Клотильда была в новом эффектном утреннем туалете и в кокетливых туфельках из красного лака, подчеркивавших изящество ее ножек. За последние месяцы она заметно пополнела, и грудь ее в свободном утреннем платье казалась слишком пышной. Белокурые волосы были собраны в завитой роскошный кок, оттенявший мерцающую голубизну ее глаз. Обольстительные глаза-незабудки, некогда вдохновлявшие его на лирические излияния. Но это было так давно!
Сидевшая напротив нее баронесса фон Тюнен радостно оживилась при виде Фабиана.
Баронесса, олицетворение свежести и жизнерадостности, полулежала в кресле, одетая в безукоризненно облегающее ее строгое серое платье; на ее чуть тронутых сединой волосах красовалась кокетливая шляпка с перьями синевато-стального отлива. Эта крохотная кокетливая шляпка и была причиной ее раннего визита к подруге. Баронессе было под пятьдесят, но она выглядела очень молодо; глядя на нее, никто бы не поверил, что у нее уже взрослый сын, обер-лейтенант, выше ее на целую голову.
– Ты выпьешь чашку чая, Франк, и немного посидишь с нами, – распорядилась Клотильда и, не дожидаясь согласия Фабиана, позвонила горничной. – Баронесса фон Тюнен была так мила, что заглянула ко мне на минутку.
– А я и не подозревала, дорогой друг, что как раз сегодня кончается ваш отпуск, – оживленно воскликнула фрау фон Тюнен и улыбнулась слегка деланной улыбкой, которой обычно улыбалась, разговаривая с мужчинами.
– Мне очень приятно, баронесса, что вы первая, кого я встретил по возвращении, – с присущей ему учтивостью отвечал Фабиан.
Ему сразу же бросилось в глаза, что за время его отпуска Клотильда сменила обои в первой комнате, которую она называла своим будуаром. Она выбрала те, о которых давно мечтала, светло-золотистые, с крупными хризантемами. Большие желтовато-розовые цветы, хотя и несколько вычурные, прекрасно гармонировали с ее утренним кимоно, с низкими креслами, стоявшими в комнате, и с желтым индийским ковриком, перешедшим к ней от покойной матери.

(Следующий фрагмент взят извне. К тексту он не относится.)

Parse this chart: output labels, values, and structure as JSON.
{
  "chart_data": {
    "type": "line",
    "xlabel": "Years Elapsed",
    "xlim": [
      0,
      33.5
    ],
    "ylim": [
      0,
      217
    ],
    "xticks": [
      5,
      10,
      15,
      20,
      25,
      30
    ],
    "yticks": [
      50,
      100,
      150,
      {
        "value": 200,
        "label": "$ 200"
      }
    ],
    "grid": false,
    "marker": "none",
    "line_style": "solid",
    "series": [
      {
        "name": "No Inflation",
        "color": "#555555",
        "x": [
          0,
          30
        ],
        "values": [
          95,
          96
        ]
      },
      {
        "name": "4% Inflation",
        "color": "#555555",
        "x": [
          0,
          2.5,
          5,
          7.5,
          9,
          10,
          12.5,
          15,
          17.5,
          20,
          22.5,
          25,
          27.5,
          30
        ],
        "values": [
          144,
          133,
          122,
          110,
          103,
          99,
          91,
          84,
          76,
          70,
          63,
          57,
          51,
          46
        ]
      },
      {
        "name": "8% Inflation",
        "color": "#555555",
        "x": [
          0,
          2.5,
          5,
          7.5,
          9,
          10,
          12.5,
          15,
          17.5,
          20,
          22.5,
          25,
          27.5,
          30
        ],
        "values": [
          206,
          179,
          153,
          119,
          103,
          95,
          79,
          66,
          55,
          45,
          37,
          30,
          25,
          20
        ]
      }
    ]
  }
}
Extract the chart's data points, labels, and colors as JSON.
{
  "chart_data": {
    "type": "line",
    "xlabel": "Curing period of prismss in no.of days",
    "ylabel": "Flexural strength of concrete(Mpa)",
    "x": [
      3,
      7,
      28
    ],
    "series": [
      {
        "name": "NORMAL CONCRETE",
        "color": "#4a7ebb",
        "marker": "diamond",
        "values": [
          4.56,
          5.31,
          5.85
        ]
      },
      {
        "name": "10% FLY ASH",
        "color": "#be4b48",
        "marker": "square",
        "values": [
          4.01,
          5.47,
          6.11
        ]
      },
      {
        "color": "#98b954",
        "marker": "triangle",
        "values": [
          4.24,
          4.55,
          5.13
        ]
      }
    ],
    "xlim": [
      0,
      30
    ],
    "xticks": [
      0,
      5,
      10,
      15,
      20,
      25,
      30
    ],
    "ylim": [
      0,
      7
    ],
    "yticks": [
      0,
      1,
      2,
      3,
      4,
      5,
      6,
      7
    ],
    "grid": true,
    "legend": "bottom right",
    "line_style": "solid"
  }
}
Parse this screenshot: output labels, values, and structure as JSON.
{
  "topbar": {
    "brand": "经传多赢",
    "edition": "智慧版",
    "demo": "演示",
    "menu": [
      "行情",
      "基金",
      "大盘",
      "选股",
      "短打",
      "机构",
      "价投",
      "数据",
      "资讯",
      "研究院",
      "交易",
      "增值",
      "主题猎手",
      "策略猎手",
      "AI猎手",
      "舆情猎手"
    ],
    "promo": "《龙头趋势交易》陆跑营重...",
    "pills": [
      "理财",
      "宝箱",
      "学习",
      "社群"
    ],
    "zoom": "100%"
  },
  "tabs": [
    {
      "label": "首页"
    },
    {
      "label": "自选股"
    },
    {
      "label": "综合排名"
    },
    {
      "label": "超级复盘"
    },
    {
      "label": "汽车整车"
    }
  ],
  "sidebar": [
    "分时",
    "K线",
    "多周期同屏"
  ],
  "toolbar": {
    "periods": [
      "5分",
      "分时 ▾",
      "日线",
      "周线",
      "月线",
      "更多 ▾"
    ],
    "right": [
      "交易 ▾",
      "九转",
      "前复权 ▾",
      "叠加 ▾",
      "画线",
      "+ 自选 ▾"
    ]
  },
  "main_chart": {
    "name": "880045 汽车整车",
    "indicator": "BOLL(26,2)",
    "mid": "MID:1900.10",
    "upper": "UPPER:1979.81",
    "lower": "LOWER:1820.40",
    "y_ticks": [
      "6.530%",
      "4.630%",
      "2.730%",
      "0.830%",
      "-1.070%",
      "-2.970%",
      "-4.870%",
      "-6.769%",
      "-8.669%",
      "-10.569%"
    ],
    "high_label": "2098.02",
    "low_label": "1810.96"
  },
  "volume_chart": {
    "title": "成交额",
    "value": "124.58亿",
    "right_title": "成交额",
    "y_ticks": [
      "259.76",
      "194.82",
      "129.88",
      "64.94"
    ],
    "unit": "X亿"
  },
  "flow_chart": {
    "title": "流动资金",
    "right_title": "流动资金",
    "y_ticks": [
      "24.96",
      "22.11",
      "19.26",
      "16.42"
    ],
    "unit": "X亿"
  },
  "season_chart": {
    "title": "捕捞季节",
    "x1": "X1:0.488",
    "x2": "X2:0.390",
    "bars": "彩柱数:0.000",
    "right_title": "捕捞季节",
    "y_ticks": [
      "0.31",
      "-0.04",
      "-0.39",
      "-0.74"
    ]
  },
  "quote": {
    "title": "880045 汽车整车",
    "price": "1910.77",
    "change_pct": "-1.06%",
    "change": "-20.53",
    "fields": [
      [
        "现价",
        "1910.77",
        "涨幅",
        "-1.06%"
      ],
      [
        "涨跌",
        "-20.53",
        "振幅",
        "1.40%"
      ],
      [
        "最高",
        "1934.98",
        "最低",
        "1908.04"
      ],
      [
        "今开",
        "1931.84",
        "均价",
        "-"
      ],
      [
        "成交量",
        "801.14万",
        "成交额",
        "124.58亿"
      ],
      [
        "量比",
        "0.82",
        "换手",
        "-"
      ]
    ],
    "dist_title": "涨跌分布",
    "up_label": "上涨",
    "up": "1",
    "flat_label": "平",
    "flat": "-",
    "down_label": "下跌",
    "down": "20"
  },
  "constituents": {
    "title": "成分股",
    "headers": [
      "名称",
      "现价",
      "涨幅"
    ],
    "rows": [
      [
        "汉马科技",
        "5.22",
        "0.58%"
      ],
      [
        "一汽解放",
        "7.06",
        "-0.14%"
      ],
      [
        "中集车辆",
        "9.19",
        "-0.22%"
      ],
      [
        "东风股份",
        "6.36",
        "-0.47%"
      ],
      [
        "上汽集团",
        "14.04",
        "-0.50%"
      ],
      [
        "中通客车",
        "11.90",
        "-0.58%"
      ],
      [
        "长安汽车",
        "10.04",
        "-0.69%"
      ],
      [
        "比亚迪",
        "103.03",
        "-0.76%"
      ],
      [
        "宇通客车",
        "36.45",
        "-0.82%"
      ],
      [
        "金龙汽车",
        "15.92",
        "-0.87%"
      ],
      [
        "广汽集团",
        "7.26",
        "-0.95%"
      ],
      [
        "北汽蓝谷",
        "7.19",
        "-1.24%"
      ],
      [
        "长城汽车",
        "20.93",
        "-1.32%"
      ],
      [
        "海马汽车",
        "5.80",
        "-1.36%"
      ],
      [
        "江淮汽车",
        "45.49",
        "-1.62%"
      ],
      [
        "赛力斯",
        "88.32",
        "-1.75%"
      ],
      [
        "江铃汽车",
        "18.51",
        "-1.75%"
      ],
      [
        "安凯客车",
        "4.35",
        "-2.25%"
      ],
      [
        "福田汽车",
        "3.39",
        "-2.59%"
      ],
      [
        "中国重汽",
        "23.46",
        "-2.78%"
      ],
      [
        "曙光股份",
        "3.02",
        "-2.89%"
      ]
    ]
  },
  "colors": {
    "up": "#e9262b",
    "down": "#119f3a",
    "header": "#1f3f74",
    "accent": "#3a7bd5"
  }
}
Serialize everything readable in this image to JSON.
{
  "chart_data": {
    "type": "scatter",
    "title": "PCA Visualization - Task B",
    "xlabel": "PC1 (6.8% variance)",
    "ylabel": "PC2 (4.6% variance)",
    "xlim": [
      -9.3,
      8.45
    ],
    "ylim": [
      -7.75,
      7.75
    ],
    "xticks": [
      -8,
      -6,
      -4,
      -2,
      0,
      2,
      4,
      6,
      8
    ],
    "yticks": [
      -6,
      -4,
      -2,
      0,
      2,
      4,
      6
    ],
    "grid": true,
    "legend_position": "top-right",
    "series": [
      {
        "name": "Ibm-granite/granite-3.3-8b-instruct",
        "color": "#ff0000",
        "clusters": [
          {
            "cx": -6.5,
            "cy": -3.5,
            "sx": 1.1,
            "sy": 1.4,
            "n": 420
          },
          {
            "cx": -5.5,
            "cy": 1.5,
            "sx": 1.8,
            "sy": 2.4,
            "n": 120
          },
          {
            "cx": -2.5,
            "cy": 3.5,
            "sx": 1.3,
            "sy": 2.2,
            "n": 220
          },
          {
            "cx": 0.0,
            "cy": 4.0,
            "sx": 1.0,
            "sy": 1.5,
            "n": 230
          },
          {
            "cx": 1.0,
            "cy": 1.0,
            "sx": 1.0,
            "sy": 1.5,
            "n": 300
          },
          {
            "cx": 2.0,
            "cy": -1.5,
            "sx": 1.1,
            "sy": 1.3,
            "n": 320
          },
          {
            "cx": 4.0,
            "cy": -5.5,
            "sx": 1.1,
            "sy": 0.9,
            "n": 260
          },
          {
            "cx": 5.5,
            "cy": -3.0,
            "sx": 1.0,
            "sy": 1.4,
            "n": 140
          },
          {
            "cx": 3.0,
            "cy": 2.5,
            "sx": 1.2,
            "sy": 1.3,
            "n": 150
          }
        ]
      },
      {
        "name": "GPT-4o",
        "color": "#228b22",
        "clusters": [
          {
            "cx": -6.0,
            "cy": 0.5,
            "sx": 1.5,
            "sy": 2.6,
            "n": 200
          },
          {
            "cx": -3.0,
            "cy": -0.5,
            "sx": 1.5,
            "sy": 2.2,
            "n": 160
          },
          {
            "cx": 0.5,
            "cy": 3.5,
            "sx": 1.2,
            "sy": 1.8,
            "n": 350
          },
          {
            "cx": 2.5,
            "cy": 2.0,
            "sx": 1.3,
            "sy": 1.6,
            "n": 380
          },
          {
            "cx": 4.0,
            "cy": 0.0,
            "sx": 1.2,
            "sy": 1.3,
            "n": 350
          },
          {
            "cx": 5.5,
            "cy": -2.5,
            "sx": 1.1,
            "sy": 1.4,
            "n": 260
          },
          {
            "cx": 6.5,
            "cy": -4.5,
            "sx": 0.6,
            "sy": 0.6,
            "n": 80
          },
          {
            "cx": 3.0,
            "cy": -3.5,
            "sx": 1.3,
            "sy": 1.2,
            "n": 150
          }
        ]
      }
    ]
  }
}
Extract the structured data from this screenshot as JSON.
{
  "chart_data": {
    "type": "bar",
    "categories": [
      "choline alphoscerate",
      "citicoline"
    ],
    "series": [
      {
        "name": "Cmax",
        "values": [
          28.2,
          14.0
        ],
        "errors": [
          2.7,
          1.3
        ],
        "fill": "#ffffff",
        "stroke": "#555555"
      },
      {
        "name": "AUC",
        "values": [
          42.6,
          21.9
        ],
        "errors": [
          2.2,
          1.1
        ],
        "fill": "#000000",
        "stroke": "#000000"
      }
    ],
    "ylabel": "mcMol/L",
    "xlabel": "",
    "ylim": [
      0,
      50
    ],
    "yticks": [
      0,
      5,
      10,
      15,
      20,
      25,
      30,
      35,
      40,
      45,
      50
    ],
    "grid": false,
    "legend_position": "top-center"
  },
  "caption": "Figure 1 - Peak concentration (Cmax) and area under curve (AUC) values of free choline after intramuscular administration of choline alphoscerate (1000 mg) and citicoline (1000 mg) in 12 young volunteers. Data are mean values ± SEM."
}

За приподнятой бархатной портьерой цвета земляники виднелась раскрытая дверь в ее спальню, откуда доносился слабый аромат духов и эссенций.
– Не забудь поздравить баронессу, – начала Клотильда с любезной улыбкой, способной ввести в заблуждение кого угодно, только не Фабиана. – Господину полковнику фон Тюнену присвоено звание штандартенфюрера.[2]
Фабиан поклонился.
– Примите мои искренние поздравления, баронесса! – воскликнул он, но в голосе его прозвучало легкое разочарование. Он полагал, что полковник будет произведен по меньшей мере в генералы. Ведь господин полковник фон Тюнен давно уже намеревался целиком посвятить себя делу национал-социалистской партии.
Баронесса энергично кивнула головой, и перья на ее шляпке заиграли различными оттенками.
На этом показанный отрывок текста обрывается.